The "Sopranos" creator broke down the controversial ending in more detail than ever before

By Anna Silman

Published April 15, 2015 1:56PM (EDT)


Today in DGA Quarterly magazine, “Sopranos” helmer David Chase broke down the show's final scene shot by shot. Chase has spoken about the contentious cut-to-black finale before -- which he said was inspired by the dreamlike ending of Kubrick's "2001: A Space Odyssey" -- but rarely in such vivid detail.

There’s a lot of good stuff in there and it’s worth reading in full, but his discussion of the final few moments is particularly resonant. As Chase puts it:

I said to Gandolfini, the bell rings and you look up. That last shot of Tony ends on 'don't stop,' it's mid-song. I'm not going to go into [if that's Tony's POV]. I thought the possibility would go through a lot of people's minds or maybe everybody's mind that he was killed. He might have gotten shot three years ago in that situation. But he didn't. Whether this is the end here, or not, it's going to come at some point for the rest of us. Hopefully we're not going to get shot by some rival gang mob or anything like that. I'm not saying that [happened]. But obviously he stood more of a chance of getting shot by a rival gang mob than you or I do because he put himself in that situation. All I know is the end is coming for all of us.

Chase said he didn’t expect the finale to yield so much outcry -- when it came out, fans dubbed the ambiguous cliffhanger as “the worst ending in history” -- and that the ending was actually very simple and "much more on the nose than people think."

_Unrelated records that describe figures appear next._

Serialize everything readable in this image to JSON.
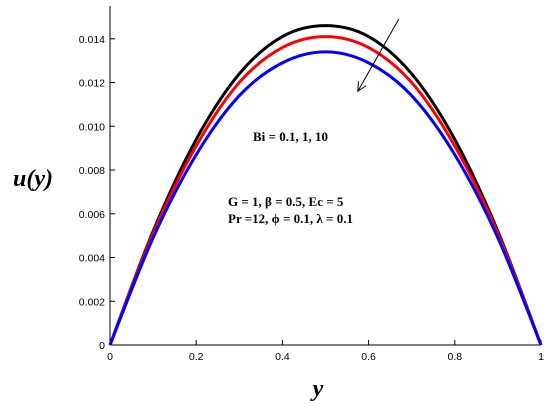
{
  "chart_data": {
    "type": "line",
    "title": "",
    "xlabel": "y",
    "ylabel": "u(y)",
    "xlim": [
      0,
      1
    ],
    "ylim": [
      0,
      0.0155
    ],
    "x_ticks": [
      "0",
      "0.2",
      "0.4",
      "0.6",
      "0.8",
      "1"
    ],
    "y_ticks": [
      "0",
      "0.002",
      "0.004",
      "0.006",
      "0.008",
      "0.010",
      "0.012",
      "0.014"
    ],
    "grid": false,
    "series": [
      {
        "color": "#000000",
        "x": [
          0,
          0.1,
          0.2,
          0.3,
          0.4,
          0.5,
          0.6,
          0.7,
          0.8,
          0.9,
          1
        ],
        "y": [
          0,
          0.0052,
          0.0094,
          0.0124,
          0.0141,
          0.0146,
          0.0141,
          0.0124,
          0.0094,
          0.0052,
          0
        ]
      },
      {
        "color": "#ff0000",
        "x": [
          0,
          0.1,
          0.2,
          0.3,
          0.4,
          0.5,
          0.6,
          0.7,
          0.8,
          0.9,
          1
        ],
        "y": [
          0,
          0.0051,
          0.0091,
          0.012,
          0.0136,
          0.0141,
          0.0136,
          0.012,
          0.0091,
          0.0051,
          0
        ]
      },
      {
        "color": "#0000ff",
        "x": [
          0,
          0.1,
          0.2,
          0.3,
          0.4,
          0.5,
          0.6,
          0.7,
          0.8,
          0.9,
          1
        ],
        "y": [
          0,
          0.0049,
          0.0087,
          0.0114,
          0.0129,
          0.0134,
          0.0129,
          0.0114,
          0.0087,
          0.0049,
          0
        ]
      }
    ],
    "annotations": {
      "bi_label": "Bi = 0.1, 1, 10",
      "params_line1": "G = 1, β = 0.5, Ec = 5",
      "params_line2": "Pr =12, ϕ = 0.1, λ = 0.1",
      "arrow_from": [
        0.67,
        0.0149
      ],
      "arrow_to": [
        0.575,
        0.0116
      ]
    }
  }
}
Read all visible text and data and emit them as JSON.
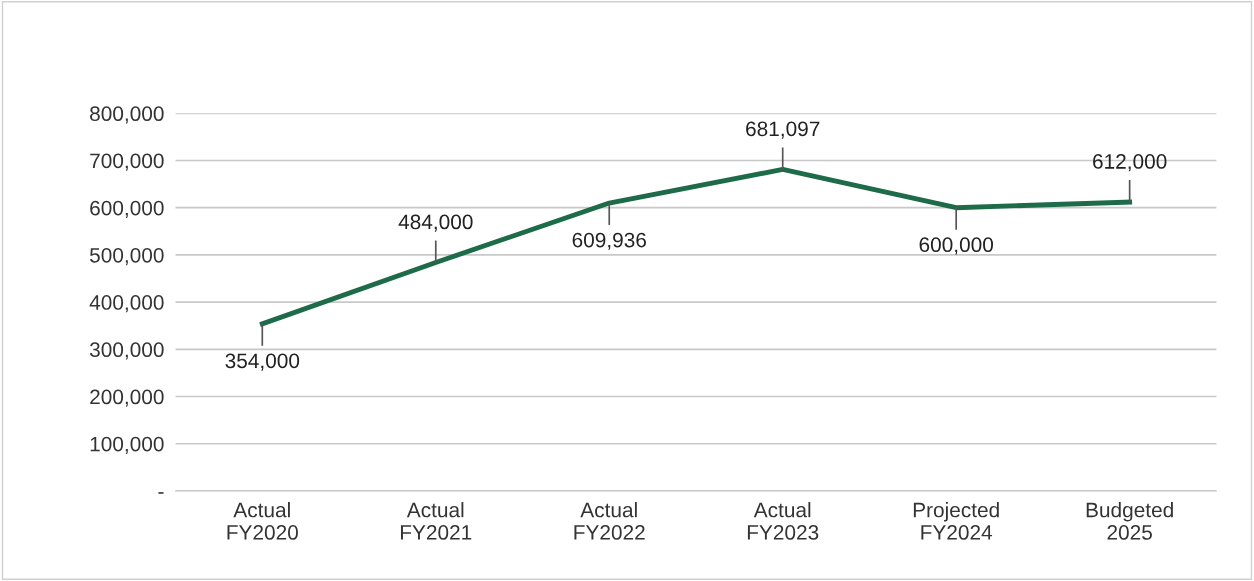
{
  "chart_data": {
    "type": "line",
    "categories": [
      "Actual\nFY2020",
      "Actual\nFY2021",
      "Actual\nFY2022",
      "Actual\nFY2023",
      "Projected\nFY2024",
      "Budgeted\n2025"
    ],
    "series": [
      {
        "color": "#1e6b4a",
        "values": [
          354000,
          484000,
          609936,
          681097,
          600000,
          612000
        ],
        "value_labels": [
          "354,000",
          "484,000",
          "609,936",
          "681,097",
          "600,000",
          "612,000"
        ]
      }
    ],
    "ylim": [
      0,
      800000
    ],
    "yticks": [
      {
        "value": 0,
        "label": "-"
      },
      {
        "value": 100000,
        "label": "100,000"
      },
      {
        "value": 200000,
        "label": "200,000"
      },
      {
        "value": 300000,
        "label": "300,000"
      },
      {
        "value": 400000,
        "label": "400,000"
      },
      {
        "value": 500000,
        "label": "500,000"
      },
      {
        "value": 600000,
        "label": "600,000"
      },
      {
        "value": 700000,
        "label": "700,000"
      },
      {
        "value": 800000,
        "label": "800,000"
      }
    ],
    "grid": "y",
    "marker": "none",
    "line_style": "solid",
    "legend": false
  }
}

I thought the ending would be somewhat jarring, sure. But not to the extent it was, and not a subject of such discussion. I really had no idea about that. I never considered the black a shot. I just thought what we see is black. The ceiling I was going for at that point, the biggest feeling I was going for, honestly, was don't stop believing. It was very simple and much more on the nose than people think. That's what I wanted people to believe. That life ends and death comes, but don't stop believing. There are attachments we make in life, even though it's all going to come to an end, that are worth so much, and we're so lucky to have been able to experience them. Life is short. Either it ends here for Tony or some other time. But in spite of that, it's really worth it. So don't stop believing.